It started with a trip to the press office to pick up your badge, now conveniently located in the far corner of your living room. On the way out, you run into some fellow critics and ask about what they're excited to see, although one seems preoccupied with a bird right outside the window and the other is lazily grooming themselves before settling in for a feline nap. Then it's off to the big opening night gala event, which is taking place past the mail table but just north of your kitchen — take your shoes off before stepping on the red carpet, please, it was just vacuumed this afternoon. And, if you're lucky and the timing is right, you may be able to catch a midnight screening across town, a.k.a. right by your kid's bedroom, assuming the neighbors aren't hogging the wi-fi.
For many of us, it was not the usual opening-day rush of the Toronto International Film Festival, which kicked off on September 10th and found a way to make the show go on for movie lovers who don't call the Canadian city home. Scaling down its signature cup-overfloweth approach to programming (50 features, down from i ts usual hundreds-plus lineup) and offering accredited media staggered 48-hour live links to most of its slate, the 2020 edition was a far better alternative to simply canceling the event outright. There is no genuine substitute to being there in the room(s) where it happens, when you can collectively watch film history unfold with a crowd laughing, crying, groaning and cheering all around you. As with real estate, so much of the typical TIFF experience relies on three things: location, location, location. (That, and hearing folks yell "argh!" every time the pre-screening anti-piracy notice plays.) And as with this year in general, any halfway decent compromise is considered a blessing rather than a curse. But if you were fortunate enough to get in to the virtual press multiplex, you still found reasons to rejoice, remote or not.

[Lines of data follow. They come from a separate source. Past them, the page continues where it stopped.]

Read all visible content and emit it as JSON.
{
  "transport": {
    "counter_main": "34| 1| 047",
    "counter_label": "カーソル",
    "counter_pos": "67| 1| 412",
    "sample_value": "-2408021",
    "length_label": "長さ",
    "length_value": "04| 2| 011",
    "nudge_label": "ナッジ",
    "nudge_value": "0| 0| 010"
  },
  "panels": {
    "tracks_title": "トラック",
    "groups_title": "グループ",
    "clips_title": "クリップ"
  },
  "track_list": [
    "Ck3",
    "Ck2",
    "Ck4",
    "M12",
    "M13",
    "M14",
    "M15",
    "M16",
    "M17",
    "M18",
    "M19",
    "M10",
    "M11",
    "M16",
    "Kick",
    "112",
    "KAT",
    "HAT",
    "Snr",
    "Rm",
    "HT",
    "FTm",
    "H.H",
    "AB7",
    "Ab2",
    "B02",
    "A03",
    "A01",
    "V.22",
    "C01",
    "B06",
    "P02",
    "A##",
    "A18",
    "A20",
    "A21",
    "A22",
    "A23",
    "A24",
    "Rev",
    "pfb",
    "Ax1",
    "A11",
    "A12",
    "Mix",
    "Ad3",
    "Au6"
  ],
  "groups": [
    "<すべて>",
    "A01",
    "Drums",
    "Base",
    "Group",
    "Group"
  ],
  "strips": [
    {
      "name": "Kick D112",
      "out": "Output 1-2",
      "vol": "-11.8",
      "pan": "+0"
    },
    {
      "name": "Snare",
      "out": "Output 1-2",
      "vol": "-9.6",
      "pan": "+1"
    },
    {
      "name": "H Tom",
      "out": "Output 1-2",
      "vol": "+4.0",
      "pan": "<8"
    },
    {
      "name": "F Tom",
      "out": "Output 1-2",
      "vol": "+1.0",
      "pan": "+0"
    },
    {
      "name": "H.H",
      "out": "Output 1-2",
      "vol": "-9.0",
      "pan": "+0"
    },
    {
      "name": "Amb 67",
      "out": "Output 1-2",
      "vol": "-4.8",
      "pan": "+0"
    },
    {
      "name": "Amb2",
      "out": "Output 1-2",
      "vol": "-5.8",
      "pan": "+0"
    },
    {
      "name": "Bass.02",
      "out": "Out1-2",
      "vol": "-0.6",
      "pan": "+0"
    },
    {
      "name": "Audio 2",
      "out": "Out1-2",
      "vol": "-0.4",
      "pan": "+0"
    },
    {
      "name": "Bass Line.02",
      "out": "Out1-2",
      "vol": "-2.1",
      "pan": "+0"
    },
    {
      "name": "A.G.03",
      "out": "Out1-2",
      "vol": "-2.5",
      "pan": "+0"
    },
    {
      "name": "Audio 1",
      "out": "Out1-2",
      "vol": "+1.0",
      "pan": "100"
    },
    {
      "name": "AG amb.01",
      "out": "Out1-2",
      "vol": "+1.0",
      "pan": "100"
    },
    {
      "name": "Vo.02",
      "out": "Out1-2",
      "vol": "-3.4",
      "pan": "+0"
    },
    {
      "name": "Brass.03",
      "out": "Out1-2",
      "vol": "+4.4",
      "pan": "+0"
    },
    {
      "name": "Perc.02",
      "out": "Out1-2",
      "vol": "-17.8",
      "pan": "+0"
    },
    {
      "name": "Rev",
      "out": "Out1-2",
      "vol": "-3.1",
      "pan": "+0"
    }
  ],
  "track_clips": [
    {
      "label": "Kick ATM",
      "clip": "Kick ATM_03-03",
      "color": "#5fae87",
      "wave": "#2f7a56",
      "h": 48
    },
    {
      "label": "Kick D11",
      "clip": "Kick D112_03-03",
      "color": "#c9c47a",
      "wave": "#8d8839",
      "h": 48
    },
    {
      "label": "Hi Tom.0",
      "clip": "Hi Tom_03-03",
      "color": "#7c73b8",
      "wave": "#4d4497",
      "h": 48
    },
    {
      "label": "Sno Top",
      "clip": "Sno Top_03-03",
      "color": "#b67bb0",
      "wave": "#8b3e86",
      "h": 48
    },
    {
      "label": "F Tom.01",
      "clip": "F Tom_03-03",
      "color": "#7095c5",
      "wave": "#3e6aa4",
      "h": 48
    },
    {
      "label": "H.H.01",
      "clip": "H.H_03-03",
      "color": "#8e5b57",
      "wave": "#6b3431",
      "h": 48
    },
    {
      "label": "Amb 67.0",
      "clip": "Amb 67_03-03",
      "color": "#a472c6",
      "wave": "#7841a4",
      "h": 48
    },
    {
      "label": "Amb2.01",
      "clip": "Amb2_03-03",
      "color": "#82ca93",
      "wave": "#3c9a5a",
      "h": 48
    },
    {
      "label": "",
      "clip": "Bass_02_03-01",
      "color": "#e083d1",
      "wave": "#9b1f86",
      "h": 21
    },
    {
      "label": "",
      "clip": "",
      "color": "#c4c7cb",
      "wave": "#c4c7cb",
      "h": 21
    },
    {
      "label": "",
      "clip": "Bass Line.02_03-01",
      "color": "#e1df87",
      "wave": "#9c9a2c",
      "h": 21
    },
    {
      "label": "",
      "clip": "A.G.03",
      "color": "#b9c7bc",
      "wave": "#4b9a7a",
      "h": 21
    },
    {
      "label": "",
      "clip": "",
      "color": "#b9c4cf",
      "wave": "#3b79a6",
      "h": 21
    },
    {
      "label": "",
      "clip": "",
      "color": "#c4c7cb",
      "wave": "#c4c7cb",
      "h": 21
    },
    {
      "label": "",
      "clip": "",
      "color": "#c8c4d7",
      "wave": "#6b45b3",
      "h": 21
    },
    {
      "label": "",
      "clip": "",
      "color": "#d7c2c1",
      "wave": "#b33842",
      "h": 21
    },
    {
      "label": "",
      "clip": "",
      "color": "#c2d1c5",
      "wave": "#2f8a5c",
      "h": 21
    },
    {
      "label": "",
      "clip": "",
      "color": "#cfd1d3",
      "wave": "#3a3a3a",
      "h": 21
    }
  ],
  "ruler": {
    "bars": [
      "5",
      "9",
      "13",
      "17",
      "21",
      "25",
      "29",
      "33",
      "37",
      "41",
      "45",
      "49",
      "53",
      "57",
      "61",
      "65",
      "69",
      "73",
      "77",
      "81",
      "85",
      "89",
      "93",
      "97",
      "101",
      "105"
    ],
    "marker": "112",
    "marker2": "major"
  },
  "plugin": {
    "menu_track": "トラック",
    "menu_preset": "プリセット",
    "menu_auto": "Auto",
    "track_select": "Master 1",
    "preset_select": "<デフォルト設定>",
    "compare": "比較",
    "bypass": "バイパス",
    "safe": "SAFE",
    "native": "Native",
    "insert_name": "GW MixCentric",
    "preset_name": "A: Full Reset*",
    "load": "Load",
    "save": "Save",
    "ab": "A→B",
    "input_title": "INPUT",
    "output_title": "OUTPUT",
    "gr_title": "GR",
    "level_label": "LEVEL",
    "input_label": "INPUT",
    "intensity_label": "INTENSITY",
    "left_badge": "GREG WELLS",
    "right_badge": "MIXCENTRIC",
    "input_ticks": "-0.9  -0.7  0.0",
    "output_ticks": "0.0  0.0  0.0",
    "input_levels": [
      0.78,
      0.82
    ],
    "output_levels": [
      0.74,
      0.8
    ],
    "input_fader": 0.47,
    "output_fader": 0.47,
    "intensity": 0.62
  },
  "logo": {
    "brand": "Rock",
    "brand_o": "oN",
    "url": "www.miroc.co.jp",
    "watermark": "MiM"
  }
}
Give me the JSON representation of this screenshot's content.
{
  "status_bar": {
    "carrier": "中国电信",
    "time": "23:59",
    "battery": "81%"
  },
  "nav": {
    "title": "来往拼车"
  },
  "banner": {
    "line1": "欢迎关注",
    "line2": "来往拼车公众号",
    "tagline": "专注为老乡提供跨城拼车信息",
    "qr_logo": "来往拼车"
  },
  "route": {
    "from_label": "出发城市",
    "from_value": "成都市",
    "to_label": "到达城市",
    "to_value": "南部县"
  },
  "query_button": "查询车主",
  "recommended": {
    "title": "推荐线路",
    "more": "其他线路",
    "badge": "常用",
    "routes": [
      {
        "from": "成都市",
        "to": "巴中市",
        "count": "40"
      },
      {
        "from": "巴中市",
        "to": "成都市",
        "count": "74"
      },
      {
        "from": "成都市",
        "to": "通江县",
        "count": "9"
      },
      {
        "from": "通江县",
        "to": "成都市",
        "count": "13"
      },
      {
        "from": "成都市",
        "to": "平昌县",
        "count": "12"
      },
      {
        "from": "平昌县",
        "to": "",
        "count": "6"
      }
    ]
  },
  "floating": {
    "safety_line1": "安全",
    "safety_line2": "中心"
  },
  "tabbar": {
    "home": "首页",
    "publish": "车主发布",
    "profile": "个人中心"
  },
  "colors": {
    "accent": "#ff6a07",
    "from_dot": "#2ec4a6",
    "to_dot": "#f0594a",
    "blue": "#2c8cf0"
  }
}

And the No. 1 cause of said hosannas? That would be Nomadland, writer-director Chloé Zhao's follow-up to 2017's The Rider and the sort of unsentimental, penetrating, highly nuanced look at American life on the fringes that comes along once a decade, if you're lucky. A fictional story gleaned from author Jessica Bruder's nonfiction book on 21st century AARP-age migrants, this character study of a community focuses primarily on Fern (Frances McDormand), a widow ready to hit the road. Empire, the Nevada town where she and her late husband lived — stop and savor the symbolic import of the name for a second or two — is so gutted from the Great Recession that it's retiring its zip code. After taking a seasonal job at a nearby Amazon depot, Fern's motto is: Have van, will travel. She meets up with fellow wanderers in Arizona as part of an "R.T.R." (Rubber Tramp Rendezvous), picking up tips about stealth parking, vehicle maintenance and maximizing your movable-dwelling space. Fern bonds with a number of other nomads, including a terminally ill woman named Swankie and a kind, ruggedly handsome man named Dave (David Straithairn). Then she gets back in the van and takes off to wherever the next RV park or next gig is. "I'm not homeless," she tells a friend's daughter. "Just houseless."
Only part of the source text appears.